There is a muddle in the minds of some who seek a 2 year Transitional period. You cannot have a Transition unless you have in place an Agreement about a new relationship which you are then going to move to. It is best currently to concentrate on negotiating that future relationship. If any implementation period is then needed as a result of that agreement, that would be decided once you know the overall Agreement. The Prime Minister has always been clear about this. As the EU is not yet willing to start negotiating a new relationship the idea of transition looks premature. No future Relationship Agreement, No Transition. If as the PM hopes they soon change their mind and do get on with negotiating a future relationship agreement then there could be implementation time depending on what needs doing to execute the Agreement. If there is no special Agreement, then clearly there is no need for an implementation period.
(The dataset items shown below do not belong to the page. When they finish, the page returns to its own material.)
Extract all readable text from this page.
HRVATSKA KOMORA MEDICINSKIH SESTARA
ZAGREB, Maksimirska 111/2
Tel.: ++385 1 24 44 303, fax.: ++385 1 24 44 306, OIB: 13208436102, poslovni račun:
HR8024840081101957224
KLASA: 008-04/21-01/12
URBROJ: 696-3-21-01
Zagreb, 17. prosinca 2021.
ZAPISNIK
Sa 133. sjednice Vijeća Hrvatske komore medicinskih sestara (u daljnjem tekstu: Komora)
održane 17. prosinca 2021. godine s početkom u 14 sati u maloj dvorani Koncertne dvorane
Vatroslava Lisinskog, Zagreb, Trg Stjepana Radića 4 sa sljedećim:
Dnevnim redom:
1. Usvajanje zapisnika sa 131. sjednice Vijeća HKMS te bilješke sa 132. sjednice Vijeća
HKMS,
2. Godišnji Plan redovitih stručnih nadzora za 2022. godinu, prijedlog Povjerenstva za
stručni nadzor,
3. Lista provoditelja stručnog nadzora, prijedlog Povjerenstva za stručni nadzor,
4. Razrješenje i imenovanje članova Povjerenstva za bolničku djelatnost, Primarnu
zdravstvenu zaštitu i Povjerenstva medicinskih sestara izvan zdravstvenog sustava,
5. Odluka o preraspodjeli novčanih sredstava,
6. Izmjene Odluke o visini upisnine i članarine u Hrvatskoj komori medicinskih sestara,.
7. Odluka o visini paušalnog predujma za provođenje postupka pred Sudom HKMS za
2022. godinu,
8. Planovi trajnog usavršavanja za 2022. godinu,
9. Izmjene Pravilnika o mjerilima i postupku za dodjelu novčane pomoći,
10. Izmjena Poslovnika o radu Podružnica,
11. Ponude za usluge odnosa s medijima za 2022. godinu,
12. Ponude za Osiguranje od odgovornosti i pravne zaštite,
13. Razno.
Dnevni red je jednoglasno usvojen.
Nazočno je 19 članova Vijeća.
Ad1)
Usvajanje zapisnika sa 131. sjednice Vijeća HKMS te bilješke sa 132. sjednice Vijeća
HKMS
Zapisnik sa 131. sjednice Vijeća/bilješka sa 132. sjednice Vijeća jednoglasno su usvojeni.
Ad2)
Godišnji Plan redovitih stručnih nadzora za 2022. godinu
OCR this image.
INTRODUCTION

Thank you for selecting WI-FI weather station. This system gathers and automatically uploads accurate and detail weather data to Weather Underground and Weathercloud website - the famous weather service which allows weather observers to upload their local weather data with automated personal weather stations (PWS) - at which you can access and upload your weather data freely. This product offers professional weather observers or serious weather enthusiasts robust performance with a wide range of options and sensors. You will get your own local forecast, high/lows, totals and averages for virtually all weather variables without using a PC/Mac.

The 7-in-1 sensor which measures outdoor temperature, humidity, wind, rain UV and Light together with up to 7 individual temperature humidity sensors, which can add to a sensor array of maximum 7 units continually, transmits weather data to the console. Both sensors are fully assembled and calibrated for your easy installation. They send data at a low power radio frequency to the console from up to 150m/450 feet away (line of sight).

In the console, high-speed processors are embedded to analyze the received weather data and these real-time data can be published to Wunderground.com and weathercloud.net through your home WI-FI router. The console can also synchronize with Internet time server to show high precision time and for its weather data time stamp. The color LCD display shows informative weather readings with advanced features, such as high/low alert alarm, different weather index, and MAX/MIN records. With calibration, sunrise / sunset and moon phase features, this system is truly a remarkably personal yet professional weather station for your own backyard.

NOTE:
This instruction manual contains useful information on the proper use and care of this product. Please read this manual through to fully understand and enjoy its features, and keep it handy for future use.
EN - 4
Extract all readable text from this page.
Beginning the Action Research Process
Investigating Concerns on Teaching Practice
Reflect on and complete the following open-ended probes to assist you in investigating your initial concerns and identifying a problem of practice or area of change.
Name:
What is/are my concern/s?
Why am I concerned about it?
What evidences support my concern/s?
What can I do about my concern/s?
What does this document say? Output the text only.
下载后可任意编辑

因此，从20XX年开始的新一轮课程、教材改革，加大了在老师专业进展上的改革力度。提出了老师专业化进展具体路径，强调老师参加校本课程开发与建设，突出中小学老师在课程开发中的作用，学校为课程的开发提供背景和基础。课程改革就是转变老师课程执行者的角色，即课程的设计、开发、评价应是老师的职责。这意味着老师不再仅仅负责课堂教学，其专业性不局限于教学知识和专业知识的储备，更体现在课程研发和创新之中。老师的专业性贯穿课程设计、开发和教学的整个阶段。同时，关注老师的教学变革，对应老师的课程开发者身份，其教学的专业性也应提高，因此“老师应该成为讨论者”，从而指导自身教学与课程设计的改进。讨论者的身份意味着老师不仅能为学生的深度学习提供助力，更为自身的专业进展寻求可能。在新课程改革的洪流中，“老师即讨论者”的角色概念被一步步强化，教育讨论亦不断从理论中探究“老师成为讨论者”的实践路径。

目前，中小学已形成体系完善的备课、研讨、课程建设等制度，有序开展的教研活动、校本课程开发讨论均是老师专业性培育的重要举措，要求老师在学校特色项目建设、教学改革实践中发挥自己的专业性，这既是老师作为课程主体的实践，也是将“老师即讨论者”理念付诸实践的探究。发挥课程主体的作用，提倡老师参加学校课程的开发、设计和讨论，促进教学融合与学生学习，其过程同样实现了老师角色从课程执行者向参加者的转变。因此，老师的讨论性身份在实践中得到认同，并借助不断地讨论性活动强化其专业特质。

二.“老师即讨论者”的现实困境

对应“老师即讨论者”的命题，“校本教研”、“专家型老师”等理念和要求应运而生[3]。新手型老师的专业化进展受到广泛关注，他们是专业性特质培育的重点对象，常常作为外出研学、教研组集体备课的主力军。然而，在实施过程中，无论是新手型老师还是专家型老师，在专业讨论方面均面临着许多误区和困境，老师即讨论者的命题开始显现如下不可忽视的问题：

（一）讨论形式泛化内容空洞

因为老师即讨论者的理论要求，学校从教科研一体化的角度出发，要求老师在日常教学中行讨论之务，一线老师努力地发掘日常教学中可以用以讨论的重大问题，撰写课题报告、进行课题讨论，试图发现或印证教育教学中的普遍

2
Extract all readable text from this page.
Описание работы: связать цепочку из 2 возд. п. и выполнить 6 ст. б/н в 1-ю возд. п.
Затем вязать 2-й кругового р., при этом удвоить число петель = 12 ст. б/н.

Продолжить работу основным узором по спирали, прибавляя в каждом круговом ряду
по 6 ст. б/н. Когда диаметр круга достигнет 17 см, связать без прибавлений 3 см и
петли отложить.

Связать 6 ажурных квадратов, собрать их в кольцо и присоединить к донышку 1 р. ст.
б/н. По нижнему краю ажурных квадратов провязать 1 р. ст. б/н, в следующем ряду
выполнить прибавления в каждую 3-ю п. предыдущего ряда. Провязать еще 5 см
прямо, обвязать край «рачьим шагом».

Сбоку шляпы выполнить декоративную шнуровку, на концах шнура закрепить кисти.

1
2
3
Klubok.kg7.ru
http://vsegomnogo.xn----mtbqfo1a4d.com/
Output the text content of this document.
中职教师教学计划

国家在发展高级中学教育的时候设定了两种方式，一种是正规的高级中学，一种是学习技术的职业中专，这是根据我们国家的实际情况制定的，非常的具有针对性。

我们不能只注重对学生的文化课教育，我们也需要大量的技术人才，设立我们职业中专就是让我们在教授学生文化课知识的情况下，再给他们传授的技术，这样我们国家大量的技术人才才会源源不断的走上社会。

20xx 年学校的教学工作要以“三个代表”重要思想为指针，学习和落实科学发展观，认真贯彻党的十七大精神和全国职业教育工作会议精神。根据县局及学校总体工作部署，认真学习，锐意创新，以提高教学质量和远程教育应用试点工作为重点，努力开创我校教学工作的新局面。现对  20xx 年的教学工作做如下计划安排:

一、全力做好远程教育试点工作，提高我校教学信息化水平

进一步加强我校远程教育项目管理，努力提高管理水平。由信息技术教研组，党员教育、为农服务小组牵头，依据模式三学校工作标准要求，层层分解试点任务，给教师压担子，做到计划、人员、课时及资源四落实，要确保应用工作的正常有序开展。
The overwhelming majority of small businesses do not export to the EU. Their confidence levels and ambitions are dependent on the prosperity of the local and UK economies. They are more interested in lobbying the Chancellor before the budget than in seeking to influence any particular way to leave the EU. Issues that worry the small business community most include the indexation of business rates to the RPI, which they would like eased. Business rates are felt to be high, and hit businesses like High Street shops more than some of their on line competitors.  The small business groups are worried about the reduction of credit in the economy resulting from the macro prudential actions of the Bank of England and  the slowing apparent in recent figures for output. They regret some of the tax rises put through in the 2016 and 2017 budgets, and are keen to resist any changes to the way NI is levied on the self employed.

There is a temptation in some journalism and commentary to attribute everything to Brexit when little that is currently happening is to do with Brexit which still has not happened. Small business wants a positive budget that helps promote growth. An end to monetary tightening combined with some suitable tax cuts would be the best response from government to the needs of small business.